Lots of business owners don’t have a strategy or even a plan. They tend to react more than think ahead and many are so bogged down in day to day operations that strategy is an afterthought.
I do think it’s fair to say that most business owners have an idea of the direction they’re heading, even if it’s only short term. But the larger your business becomes, the more essential it is to have a clear strategy that will enable you to navigate your path in a rapidly changing world.
Here are five really vital ingredients for creating sound strategy:
- Gather your information
I know this sounds dull, particularly for the creative entrepreneurs, but if you don’t have information on what’s happening inside your business and outside in the market, you have no idea what’s really going on. Sources of good information include:
- Client surveys
- Staff surveys
- Management reports and financials
- Competitor analysis
- Market analysis – innovation, different business and delivery models, changing consumer behaviour, market shifts and demographic trends
- Do the analysis
There’s no pint in gathering all this information if you don’t analyse it and don’t know how it all fits together in terms of the relevance to your business.
If you want specific steps on how to do a mini review to analyse internal company information, download the free guide on my homepage called ‘Take Control of Your Business’
- Ask ‘What if?’
You need to ask good questions that resonate with you. For example, don’t ask ‘what if we were to become the number 1 company for X in Australia?’ if that sort of scale and growth is not in alignment with your goals.
Asking ‘what if’ can tease out both the upside and the potential downside, so it’s an excellent tool for scenario planning. Do not underestimate the value of this as it can prepare you to act faster than competitors in an emergency risk situation and when faced with a sudden opportunity.

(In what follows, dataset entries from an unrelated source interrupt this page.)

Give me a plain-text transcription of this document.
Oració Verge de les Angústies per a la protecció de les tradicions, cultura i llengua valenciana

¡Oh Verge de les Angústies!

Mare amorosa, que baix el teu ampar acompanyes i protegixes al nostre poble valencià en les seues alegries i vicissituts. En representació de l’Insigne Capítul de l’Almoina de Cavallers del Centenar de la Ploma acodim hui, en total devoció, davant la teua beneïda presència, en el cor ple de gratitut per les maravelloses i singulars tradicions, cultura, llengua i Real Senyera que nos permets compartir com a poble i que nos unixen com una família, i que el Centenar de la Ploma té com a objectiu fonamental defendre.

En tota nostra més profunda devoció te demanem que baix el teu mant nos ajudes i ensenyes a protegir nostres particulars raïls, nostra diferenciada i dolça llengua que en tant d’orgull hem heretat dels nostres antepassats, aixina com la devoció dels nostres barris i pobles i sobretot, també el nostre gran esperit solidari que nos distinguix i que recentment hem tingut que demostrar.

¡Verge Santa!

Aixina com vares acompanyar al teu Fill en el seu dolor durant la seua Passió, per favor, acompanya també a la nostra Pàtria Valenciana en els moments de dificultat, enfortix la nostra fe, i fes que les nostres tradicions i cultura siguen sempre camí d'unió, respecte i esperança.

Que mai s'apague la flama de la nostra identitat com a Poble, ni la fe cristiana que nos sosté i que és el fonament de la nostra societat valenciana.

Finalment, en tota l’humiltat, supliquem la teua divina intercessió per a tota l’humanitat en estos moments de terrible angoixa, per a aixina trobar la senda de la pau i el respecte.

- Understand that risk and strategy are intertwined
Business strategy inherently has risk considerations. Boards are responsible for overseeing company risk management, risk monitoring and setting the overall risk appetite for the company. Business owners – as directors of their companies – have these responsibilities too.
For example, if your company supplies to major retailers in this rather tumultuous market, it would be foolhardy not to address inherent risks in retailer closures, repositioning, de-ranging products and whole categories, and being disrupted by the physical and online presence of major behemoths like Amazon. To develop a strategy based on a ‘business as usual’ approach would be full of risk.
- Have a decision-making framework
Once you have worked through your strategic planning essentials, you need a calculated way to make decisions based on your company’s most important priorities. This structured approach – a framework – will be your sanity check again and again, as long as you’ve followed steps 1 through 4.